The typical CD8+ T cell response paradigm is illustrated during acute infections. Naive T cells initially encounter Ag in draining lymph nodes (DLNs), where they expand and acquire the functional program of effector cells. Subsequently, a polyfunctional Tc1 program including expression of the cytokines IFN-γ, TNF, and IL-2, and the lytic granule (LG) components perforin and granzyme B is associated with efficient viral eradication. After elimination of the infection, the effector T cell population undergoes contraction, with retention of a long-lived memory population that is maintained through homeostatic proliferation (1, 2).
In most infectious models CD4+ T cell help during the initial differentiation of naive CD8+ T cells is required for programming of CD8+ T cells for functional memory. Nonhelped CD8+ T cells develop a memory population that exhibits functional defects and provides an inadequate recall response on subsequent exposure to Ag (3, 4). Emerging from recent studies is a scenario in which CD4+ T cells augment the programming of CD8+ T cells directly through the production of IL-2 (5, 6), and indirectly by enhancing the provision of costimulatory signals by dendritic cells (7–9).
A departure from this T cell response paradigm is observed during persistent infections with viruses such as lymphocytic choriomeningitis virus (LCMV), hepatitis C virus, and HIV (10–12).
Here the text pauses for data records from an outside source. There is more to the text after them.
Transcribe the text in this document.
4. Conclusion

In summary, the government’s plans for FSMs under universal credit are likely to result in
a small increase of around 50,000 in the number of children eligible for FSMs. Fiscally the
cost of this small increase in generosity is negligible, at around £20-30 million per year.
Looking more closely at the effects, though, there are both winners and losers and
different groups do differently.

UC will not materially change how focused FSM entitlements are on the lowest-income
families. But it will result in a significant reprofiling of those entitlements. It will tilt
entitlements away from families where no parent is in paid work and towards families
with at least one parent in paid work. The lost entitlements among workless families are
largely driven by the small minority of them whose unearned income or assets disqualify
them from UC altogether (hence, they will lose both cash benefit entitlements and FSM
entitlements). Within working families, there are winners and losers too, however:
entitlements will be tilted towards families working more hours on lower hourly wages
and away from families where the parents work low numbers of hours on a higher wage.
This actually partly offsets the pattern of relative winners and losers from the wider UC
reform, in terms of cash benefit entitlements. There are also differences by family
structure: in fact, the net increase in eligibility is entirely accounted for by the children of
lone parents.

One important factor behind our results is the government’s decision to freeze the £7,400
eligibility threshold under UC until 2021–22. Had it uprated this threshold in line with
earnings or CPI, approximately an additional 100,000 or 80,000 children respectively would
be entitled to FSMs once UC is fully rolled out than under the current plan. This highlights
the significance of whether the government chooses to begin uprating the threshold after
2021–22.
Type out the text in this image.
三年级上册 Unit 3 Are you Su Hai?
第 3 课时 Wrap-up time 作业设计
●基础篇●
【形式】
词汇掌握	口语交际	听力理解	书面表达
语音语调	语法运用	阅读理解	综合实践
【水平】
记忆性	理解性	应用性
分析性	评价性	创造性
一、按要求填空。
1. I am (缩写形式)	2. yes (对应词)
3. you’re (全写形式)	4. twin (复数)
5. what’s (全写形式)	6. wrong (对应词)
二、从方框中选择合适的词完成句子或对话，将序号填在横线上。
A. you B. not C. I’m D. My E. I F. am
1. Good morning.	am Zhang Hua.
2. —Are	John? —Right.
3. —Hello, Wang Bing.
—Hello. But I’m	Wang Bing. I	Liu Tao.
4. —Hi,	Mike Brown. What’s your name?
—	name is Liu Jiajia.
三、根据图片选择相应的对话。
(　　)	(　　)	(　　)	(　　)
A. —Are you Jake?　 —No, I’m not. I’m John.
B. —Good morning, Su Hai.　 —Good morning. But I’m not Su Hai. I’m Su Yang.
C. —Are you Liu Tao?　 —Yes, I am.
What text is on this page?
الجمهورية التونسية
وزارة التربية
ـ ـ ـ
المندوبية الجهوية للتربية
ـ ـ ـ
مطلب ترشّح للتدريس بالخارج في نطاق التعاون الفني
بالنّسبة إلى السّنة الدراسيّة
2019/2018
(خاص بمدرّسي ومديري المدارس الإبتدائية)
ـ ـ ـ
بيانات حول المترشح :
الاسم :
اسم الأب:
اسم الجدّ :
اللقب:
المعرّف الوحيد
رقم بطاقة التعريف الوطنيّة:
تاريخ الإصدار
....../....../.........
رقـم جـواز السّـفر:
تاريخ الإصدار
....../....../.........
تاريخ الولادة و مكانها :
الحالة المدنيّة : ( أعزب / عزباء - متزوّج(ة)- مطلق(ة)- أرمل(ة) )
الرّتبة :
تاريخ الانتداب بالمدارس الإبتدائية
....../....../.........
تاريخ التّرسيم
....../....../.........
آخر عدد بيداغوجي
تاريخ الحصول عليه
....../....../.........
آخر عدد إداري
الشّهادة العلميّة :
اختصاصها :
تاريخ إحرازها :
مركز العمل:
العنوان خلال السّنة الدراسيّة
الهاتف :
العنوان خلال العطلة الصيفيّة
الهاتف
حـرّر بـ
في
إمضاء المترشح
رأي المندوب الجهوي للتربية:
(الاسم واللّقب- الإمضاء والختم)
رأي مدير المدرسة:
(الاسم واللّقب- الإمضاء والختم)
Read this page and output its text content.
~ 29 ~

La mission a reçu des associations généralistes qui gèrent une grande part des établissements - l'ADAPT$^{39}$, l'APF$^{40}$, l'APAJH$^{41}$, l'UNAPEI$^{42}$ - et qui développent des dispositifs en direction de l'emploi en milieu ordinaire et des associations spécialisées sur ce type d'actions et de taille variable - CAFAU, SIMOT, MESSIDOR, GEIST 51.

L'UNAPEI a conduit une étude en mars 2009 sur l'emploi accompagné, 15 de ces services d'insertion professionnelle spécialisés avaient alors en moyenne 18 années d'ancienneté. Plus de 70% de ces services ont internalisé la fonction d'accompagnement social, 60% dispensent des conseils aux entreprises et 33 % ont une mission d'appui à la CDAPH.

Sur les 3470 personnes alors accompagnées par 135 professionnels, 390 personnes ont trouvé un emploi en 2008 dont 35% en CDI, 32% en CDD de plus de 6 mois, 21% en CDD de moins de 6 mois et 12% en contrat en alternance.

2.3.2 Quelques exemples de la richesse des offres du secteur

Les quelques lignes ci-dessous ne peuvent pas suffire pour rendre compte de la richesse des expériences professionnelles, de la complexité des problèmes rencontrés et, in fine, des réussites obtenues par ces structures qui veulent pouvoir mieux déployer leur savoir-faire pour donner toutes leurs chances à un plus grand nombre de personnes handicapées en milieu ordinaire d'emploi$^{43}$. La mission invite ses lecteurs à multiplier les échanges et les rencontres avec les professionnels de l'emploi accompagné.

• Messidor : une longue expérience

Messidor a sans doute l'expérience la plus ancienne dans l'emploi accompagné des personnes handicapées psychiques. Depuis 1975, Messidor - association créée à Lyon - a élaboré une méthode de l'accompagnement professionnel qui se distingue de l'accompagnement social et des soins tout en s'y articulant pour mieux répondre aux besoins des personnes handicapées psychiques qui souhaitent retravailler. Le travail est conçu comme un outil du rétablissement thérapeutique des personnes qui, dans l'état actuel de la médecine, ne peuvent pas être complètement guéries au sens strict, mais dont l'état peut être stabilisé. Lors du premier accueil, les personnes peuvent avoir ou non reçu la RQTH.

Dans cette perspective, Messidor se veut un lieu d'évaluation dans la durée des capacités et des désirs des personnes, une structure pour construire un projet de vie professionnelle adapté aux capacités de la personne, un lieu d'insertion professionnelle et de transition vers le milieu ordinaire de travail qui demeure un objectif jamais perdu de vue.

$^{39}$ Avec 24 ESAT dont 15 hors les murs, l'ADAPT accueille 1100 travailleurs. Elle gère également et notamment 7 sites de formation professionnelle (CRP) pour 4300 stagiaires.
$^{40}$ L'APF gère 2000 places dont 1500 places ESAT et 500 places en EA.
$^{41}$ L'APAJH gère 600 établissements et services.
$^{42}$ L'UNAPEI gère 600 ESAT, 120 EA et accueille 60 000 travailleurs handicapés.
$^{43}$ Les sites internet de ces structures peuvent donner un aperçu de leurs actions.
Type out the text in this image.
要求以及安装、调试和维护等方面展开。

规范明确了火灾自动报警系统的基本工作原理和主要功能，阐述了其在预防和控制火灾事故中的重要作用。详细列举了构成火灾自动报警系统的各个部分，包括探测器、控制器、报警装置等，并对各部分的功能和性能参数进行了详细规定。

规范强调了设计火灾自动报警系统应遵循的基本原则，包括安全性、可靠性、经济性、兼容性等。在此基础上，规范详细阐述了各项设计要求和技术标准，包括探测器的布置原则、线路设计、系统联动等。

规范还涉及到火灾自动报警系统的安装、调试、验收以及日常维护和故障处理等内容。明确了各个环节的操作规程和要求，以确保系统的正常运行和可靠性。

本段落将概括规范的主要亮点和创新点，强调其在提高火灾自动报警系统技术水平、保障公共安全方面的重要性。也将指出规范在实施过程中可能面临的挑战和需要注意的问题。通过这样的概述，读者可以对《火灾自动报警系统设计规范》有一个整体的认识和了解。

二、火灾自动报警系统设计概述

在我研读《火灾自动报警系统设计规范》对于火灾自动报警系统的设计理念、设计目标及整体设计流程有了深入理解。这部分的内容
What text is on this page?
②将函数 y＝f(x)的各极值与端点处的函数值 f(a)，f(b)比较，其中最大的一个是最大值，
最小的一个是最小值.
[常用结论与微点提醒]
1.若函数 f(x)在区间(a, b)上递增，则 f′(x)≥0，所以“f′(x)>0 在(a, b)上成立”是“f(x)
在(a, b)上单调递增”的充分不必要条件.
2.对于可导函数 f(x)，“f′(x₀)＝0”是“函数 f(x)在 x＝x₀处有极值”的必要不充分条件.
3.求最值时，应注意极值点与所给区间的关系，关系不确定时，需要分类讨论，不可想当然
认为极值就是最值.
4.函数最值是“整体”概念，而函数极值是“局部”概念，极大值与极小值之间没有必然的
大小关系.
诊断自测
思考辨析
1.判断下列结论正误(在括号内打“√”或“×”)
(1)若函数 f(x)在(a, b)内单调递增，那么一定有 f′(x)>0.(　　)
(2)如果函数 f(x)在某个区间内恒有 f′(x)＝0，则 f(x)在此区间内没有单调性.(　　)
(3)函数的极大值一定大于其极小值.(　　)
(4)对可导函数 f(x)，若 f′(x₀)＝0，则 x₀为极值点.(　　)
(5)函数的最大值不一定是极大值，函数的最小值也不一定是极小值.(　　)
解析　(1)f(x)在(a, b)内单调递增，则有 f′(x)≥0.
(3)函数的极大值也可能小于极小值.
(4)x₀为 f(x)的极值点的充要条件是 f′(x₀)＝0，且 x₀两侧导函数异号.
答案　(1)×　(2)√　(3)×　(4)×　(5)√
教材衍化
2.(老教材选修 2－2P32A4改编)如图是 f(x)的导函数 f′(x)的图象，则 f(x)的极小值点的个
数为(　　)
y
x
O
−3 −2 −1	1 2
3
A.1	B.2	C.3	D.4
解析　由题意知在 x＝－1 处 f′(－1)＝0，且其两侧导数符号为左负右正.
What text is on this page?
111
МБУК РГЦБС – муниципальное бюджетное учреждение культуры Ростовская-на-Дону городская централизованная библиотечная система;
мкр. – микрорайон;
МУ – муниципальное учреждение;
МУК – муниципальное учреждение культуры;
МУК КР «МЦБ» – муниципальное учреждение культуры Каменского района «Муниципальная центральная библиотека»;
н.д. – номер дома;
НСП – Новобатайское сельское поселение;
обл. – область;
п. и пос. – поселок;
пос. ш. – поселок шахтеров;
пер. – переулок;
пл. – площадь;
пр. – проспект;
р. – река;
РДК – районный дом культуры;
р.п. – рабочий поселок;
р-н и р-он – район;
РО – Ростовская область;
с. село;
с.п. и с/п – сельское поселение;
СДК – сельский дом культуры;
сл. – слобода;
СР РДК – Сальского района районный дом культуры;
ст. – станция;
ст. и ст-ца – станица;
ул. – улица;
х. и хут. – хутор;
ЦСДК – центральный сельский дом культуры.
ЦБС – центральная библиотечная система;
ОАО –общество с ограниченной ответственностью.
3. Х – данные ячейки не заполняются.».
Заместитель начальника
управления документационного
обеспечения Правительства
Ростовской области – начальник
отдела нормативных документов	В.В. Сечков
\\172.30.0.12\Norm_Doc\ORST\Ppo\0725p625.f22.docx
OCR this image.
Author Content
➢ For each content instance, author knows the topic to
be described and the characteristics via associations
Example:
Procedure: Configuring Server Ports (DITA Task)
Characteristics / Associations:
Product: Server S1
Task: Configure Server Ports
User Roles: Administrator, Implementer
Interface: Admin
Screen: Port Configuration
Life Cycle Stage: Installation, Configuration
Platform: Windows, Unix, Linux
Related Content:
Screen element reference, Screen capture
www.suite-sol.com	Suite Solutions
The initial programming of CD8+ T cells appears to be dysregulated, resulting in functional exhaustion of the CD4+ and CD8+ memory T cell populations. In persistent infections induced by LCMV clone 13, the exhaustion of virus-specific memory CD8+ T cells is characterized by the serial loss of production of IL-2, TNF, IFN-γ, and granzyme B (10, 13). The CD8+ T cell exhaustion appears to result in part from exposure to IL-10, and in part from their acquisition of inhibitory receptors such as PD-1, LAG-3, and CD160 (14, 15). Interestingly, mice that are deficient in CD4+ T cells at the time of clone 13 LCMV infection exhibit a more profound CD8+ T cell functional exhaustion and never clear the virus (10, 16, 17). Thus, CD4+ T cell help during the initial programming of LCMV-specific CD8+ T cells attenuates the aberrant programming that leads to functional exhaustion.
A hallmark of the herpesvirus family is their capacity to induce latent infections in which the viral genome persists for prolonged periods without production of infectious virions. Recent studies demonstrate that latency with many herpesviruses is maintained through constant immunosurveillance by CD8+ T cells (18–21). Studies in murine models of HSV-1 latency demonstrate that HSV-specific CD8+ T cells are persistently exposed to viral Ags, forming immunologic synapses and releasing LGs into the junction with latently infected neurons (22–25). Despite persistent antigenic exposure, these CD8+ T cells do not become functionally exhausted. This might reflect the fact that replicating virus is rapidly eradicated during acute infection, preventing prolonged Ag exposure during the programming of CD8+ T cells. Once programming is complete, persistent exposure to low levels of Ag does not appear to have an adverse effect on the virus-specific memory T cell population. Interestingly, CD4+ T cell deficiency during the acute phase of murine gamma herpesvirus 68 infection renders virus-specific memory CD8+ T cells incapable of maintaining viral latency, suggesting that nonhelped CD8+ T cells might be susceptible to functional exhaustion in the context of a latent viral infection (26, 27).
In this study, we show that CD4+ T cell deficiency during the programming of HSV-specific CD8+ T cells gives rise to a memory population that exhibits transient partial exhaustion characterized by elevated PD-1 levels and a reduced functional avidity that is associated with reduced ability to control HSV-1 latency in sensory ganglia.
Materials and Methods
Mice and virus
HSV-1 strain RE was grown in Vero cells, and intact virions were isolated on Optiprep gradients according to manufacturer’s instructions (Accurate Chemical and Scientific, Wesbury, NY). Six- to 8-wk-old female wild-type C57BL/6 mice were anesthetized by i.p. injection of 2.0 mg ketamine hydrochloride and 0.04 mg xylazine (Phoenix Scientific, San Marcos, CA) in 0.2 ml HBSS (BioWhittaker, Walkersville, MD). The abraded central corneas of anesthetized mice were infected by topical application of 3 μl RPMI (BioWhittaker) containing 1 × 105 PFU of HSV-1. All animal experiments were conducted in accordance with guidelines established by the University of Pittsburgh Institutional Animal Care and Use Committee.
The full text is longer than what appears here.